Narcisse exaucé, ou les illusions de la résilience
Popularisé par les travaux de Boris Cyrulnik, le concept de résilience défend, sous un manteau de bienveillance, la position d’une liberté absolue du sujet, démiurge de son identité. Son succès actuel repose sur la valorisation de l'autonomie individuelle et de l'intégration de la norme dont il est porteur.

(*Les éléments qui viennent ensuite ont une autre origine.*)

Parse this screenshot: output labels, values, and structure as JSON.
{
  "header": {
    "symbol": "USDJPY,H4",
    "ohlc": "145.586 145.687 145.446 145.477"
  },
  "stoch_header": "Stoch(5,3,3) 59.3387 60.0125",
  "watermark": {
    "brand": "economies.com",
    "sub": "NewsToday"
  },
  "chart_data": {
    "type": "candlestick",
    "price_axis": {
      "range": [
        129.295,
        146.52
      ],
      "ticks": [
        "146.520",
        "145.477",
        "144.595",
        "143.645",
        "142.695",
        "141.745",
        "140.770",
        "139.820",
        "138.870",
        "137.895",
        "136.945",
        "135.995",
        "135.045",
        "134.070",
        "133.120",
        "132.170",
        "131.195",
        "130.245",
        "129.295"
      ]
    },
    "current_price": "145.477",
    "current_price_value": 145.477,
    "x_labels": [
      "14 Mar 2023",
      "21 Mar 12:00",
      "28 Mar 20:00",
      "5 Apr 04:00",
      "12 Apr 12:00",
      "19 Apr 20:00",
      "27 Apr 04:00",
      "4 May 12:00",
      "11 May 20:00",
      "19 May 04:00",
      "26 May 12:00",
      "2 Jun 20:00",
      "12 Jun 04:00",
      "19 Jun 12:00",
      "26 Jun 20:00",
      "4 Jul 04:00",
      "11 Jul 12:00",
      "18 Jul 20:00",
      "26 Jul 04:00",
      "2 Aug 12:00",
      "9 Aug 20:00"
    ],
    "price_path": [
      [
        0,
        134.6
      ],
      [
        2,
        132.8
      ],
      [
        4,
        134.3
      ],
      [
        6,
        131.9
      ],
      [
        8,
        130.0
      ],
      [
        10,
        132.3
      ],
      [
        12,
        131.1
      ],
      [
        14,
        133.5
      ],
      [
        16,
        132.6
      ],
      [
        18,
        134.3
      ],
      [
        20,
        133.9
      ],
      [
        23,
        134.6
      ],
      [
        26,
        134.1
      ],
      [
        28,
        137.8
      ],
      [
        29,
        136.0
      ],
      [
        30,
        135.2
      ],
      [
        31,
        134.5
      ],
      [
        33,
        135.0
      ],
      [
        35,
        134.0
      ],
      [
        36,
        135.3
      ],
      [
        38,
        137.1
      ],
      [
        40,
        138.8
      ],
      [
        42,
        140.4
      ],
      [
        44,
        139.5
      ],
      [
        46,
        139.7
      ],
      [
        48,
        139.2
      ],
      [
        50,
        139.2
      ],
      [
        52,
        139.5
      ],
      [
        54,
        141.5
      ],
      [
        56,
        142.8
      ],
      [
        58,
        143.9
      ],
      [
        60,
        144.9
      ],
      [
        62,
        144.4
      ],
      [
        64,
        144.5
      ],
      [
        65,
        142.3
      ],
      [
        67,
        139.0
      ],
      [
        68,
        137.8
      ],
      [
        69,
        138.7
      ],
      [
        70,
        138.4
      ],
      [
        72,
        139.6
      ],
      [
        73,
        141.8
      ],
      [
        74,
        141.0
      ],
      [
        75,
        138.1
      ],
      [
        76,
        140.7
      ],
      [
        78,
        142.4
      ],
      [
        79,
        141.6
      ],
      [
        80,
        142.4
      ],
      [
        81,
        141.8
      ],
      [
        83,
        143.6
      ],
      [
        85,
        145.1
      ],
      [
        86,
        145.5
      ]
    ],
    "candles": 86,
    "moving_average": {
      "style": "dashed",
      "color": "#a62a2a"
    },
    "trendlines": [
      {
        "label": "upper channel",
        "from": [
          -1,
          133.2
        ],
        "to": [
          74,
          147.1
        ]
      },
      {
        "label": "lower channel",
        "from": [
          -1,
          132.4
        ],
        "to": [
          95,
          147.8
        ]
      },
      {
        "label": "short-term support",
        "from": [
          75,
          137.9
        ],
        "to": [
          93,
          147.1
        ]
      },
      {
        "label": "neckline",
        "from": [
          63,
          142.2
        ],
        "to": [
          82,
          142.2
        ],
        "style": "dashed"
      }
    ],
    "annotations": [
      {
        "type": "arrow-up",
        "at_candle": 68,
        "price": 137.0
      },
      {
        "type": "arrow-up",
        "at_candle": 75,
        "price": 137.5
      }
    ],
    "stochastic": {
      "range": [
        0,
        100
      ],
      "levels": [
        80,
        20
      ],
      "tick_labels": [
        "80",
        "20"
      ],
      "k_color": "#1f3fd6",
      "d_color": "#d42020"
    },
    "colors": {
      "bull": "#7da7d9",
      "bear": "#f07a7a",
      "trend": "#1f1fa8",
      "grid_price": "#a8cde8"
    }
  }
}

Le 17 mars 2022, le magazine Time mettait à la une Valeriia, une petite fille ukrainienne, sourire aux lèvres et pieds dansants, dans une photographie de JR déployée par des dizaines d’individus lors d’une émouvante performance artistique. En dessous d’elle, un titre : “The Resilience of Ukraine ” Non pas la « force » de l’Ukraine, ni son « obstination », son « courage » ou encore son « irréfragable optimisme », mais sa « résilience », alors même que l’épreuve n’est pas encore passée, que les combats sont loin d’être terminés. Plus personne ne semble relever l’usage étrange (beaucoup plus ancien et fréquent néanmoins en anglais) du terme de résilience. Or nul n’est sans constater la formidable inflation qu’a connu l’usage de ce terme en France, dont les derniers exemples le plus flagrants semblent être la loi « Résilience et climat » d’Emmanuel Macron et le plan de « résilience économique » présenté par Jean Castex. À chaque fois, le terme semble désigner une sorte d’élan positif et constructif, pour rester dans le même champ sémantique, permettant d’aller de l’avant vers des lendemains qui chantent. En somme, il s’agit de s’acheminer vers « la meilleure version » de soi-même, de l’économie, du monde, par l’effet performatif d’un mot dont le sens demeure obscur. Peut-être vaut-il alors la peine de l’éclairer un peu.